El único problema de las opciones multijugador es que, por el momento, está muy, muy vacío.
Gráficos y sonido
Hasta ahora, Commandos era una serie que se veía desde una perspectiva cenital. Esto no impedía que gozásemos de unos entornos gráficos asombrosos y de gran detalle pero comparado con lo visto en las pantallas de Strike Force, se quedan cortas. Pyro Studios ha creado un juego de la Segunda Guerra Mundial asombroso por su realismo. Cada misión se ubica en zonas que realmente dan la impresión de estar en guerra.
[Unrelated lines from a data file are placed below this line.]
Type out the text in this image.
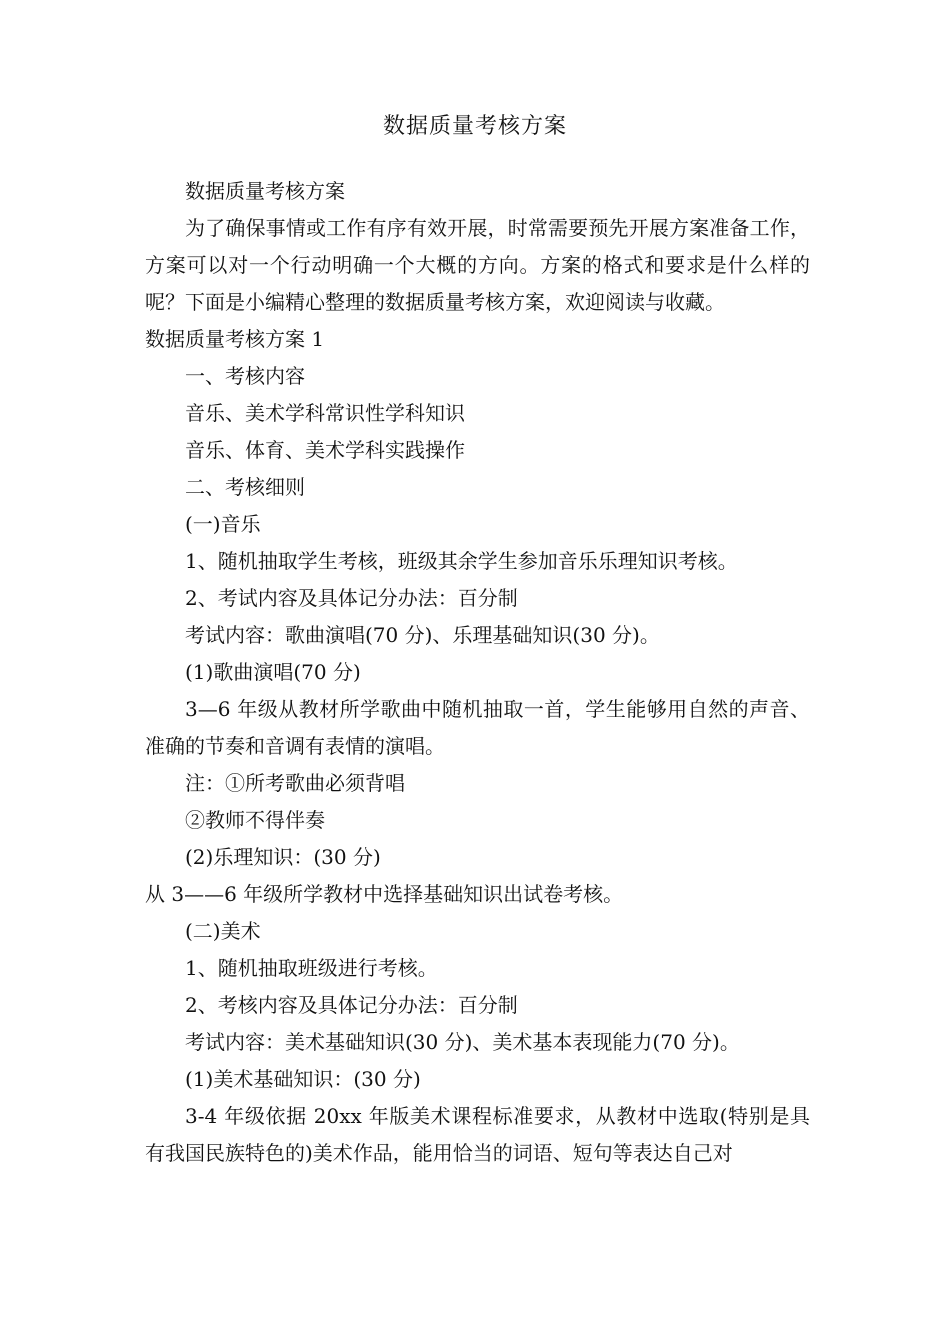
数据质量考核方案

数据质量考核方案

为了确保事情或工作有序有效开展，时常需要预先开展方案准备工作，方案可以对一个行动明确一个大概的方向。方案的格式和要求是什么样的呢？下面是小编精心整理的数据质量考核方案，欢迎阅读与收藏。

数据质量考核方案 1

一、考核内容

音乐、美术学科常识性学科知识

音乐、体育、美术学科实践操作

二、考核细则

(一)音乐

1、随机抽取学生考核，班级其余学生参加音乐乐理知识考核。

2、考试内容及具体记分办法：百分制

考试内容：歌曲演唱(70 分)、乐理基础知识(30 分)。

(1)歌曲演唱(70 分)

3—6 年级从教材所学歌曲中随机抽取一首，学生能够用自然的声音、准确的节奏和音调有表情的演唱。

注：①所考歌曲必须背唱

②教师不得伴奏

(2)乐理知识：(30 分)

从 3——6 年级所学教材中选择基础知识出试卷考核。

(二)美术

1、随机抽取班级进行考核。

2、考核内容及具体记分办法：百分制

考试内容：美术基础知识(30 分)、美术基本表现能力(70 分)。

(1)美术基础知识：(30 分)

3-4 年级依据 20xx 年版美术课程标准要求，从教材中选取(特别是具有我国民族特色的)美术作品，能用恰当的词语、短句等表达自己对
Una de las que más nos han impresionado a priori es un pueblo totalmente derruido, donde las casas tienen fuertes impactos y que ofrecen a los jugadores un realismo como nunca antes habíamos podido ver. Ni siquiera Call of Duty –y estamos diciendo palabras mayores- nos había ofrecido este detalle.
Lo mismo nos ocurre con los efectos visuales o las animaciones de los soldados, por no decir sus modelos. Pyro trabaja mucho el aspecto gráfico de sus juegos y en el caso de Strike Force no podemos negar que este trabajo tiene como recompensa un aspecto visual envidiable.
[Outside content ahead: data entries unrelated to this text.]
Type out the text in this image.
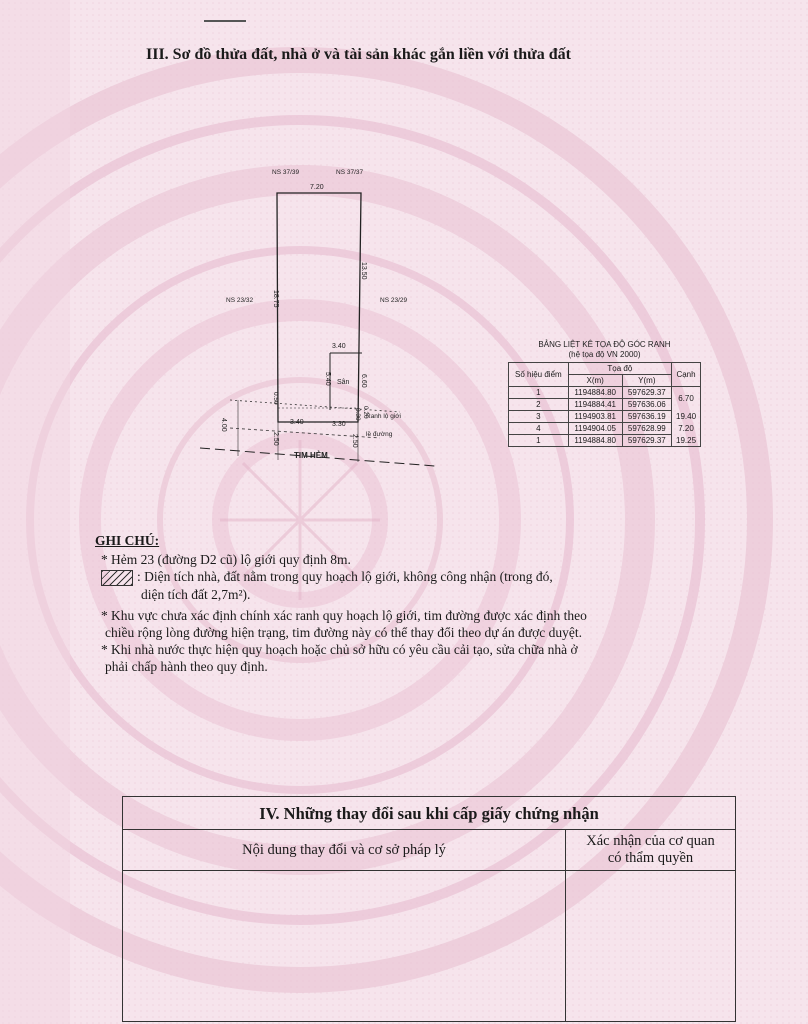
III. Sơ đồ thửa đất, nhà ở và tài sản khác gắn liền với thửa đất
NS 37/39	NS 37/37
7.20
NS 23/32	NS 23/29
18.75
13.50
3.40
5.40 Sân 6.60
0.50
0.20
0.30 Ranh lộ giới
3.40	3.30
lề đường
4.00
2.50	2.50
TIM HẺM
BẢNG LIỆT KÊ TỌA ĐỘ GÓC RANH
(hệ tọa độ VN 2000)
Số hiệu điểm	Tọa độ		Cạnh
	X(m)	Y(m)	
1	1194884.80	597629.37	6.70
2	1194884.41	597636.06	
3	1194903.81	597636.19	19.40
4	1194904.05	597628.99	7.20
1	1194884.80	597629.37	19.25
GHI CHÚ:
* Hẻm 23 (đường D2 cũ) lộ giới quy định 8m.
: Diện tích nhà, đất nằm trong quy hoạch lộ giới, không công nhận (trong đó,
diện tích đất 2,7m²).
* Khu vực chưa xác định chính xác ranh quy hoạch lộ giới, tim đường được xác định theo
chiều rộng lòng đường hiện trạng, tim đường này có thể thay đổi theo dự án được duyệt.
* Khi nhà nước thực hiện quy hoạch hoặc chủ sở hữu có yêu cầu cải tạo, sửa chữa nhà ở
phải chấp hành theo quy định.
IV. Những thay đổi sau khi cấp giấy chứng nhận
Nội dung thay đổi và cơ sở pháp lý
Xác nhận của cơ quan
có thẩm quyền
El único problema es algunos de los modelos gráficos, concretamente los de los animales, que nos parecen bastante simples. Perros, vacas y otros elementos que hay en los niveles nos han parecido pobres en cuanto a gráficos y que deslucen el juego.
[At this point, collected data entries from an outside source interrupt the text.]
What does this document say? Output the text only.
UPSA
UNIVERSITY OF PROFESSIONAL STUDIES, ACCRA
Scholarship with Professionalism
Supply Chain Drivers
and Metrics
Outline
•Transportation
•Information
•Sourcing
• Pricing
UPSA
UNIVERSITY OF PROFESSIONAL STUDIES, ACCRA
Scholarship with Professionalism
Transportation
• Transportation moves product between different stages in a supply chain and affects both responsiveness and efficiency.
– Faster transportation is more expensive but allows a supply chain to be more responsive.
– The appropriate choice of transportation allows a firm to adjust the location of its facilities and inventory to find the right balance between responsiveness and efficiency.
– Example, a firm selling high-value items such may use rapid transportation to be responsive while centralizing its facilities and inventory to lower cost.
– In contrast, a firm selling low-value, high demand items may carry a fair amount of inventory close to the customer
El sonido vuelve a destacar por dos cuestiones. En primer lugar por la BSO, que nuevamente permitirá escuchar composiciones realmente asombrosas y en segundo por el doblaje, algo en lo que, como siempre, se ha involucrando especialmente Proein, su distribuidora.
Nuestra opinión
Commandos Strike Force no es un mal juego y, de hecho, tiene algunos elementos de jugabilidad realmente interesantes. El problema del juego es que tiene mucha competencia y que le falta bastante que mejorar. Sin embargo, el nuevo giro a la acción táctica hace que estemos seguros que en una siguiente versión, Pyro cambie todos estos elementos para ofrecer a los jugadores un juego de acción y estrategia a la altura de una saga como Commandos.
Lo mejor
Algunas mecánicas del juego. El personaje del francotirador
Lo peor
La IA de los enemigos es casi nula. Si pasamos de personaje, el anterior no hace nada y tampoco podemos manejarlo. El espía podía haber sido aprovechado mucho más.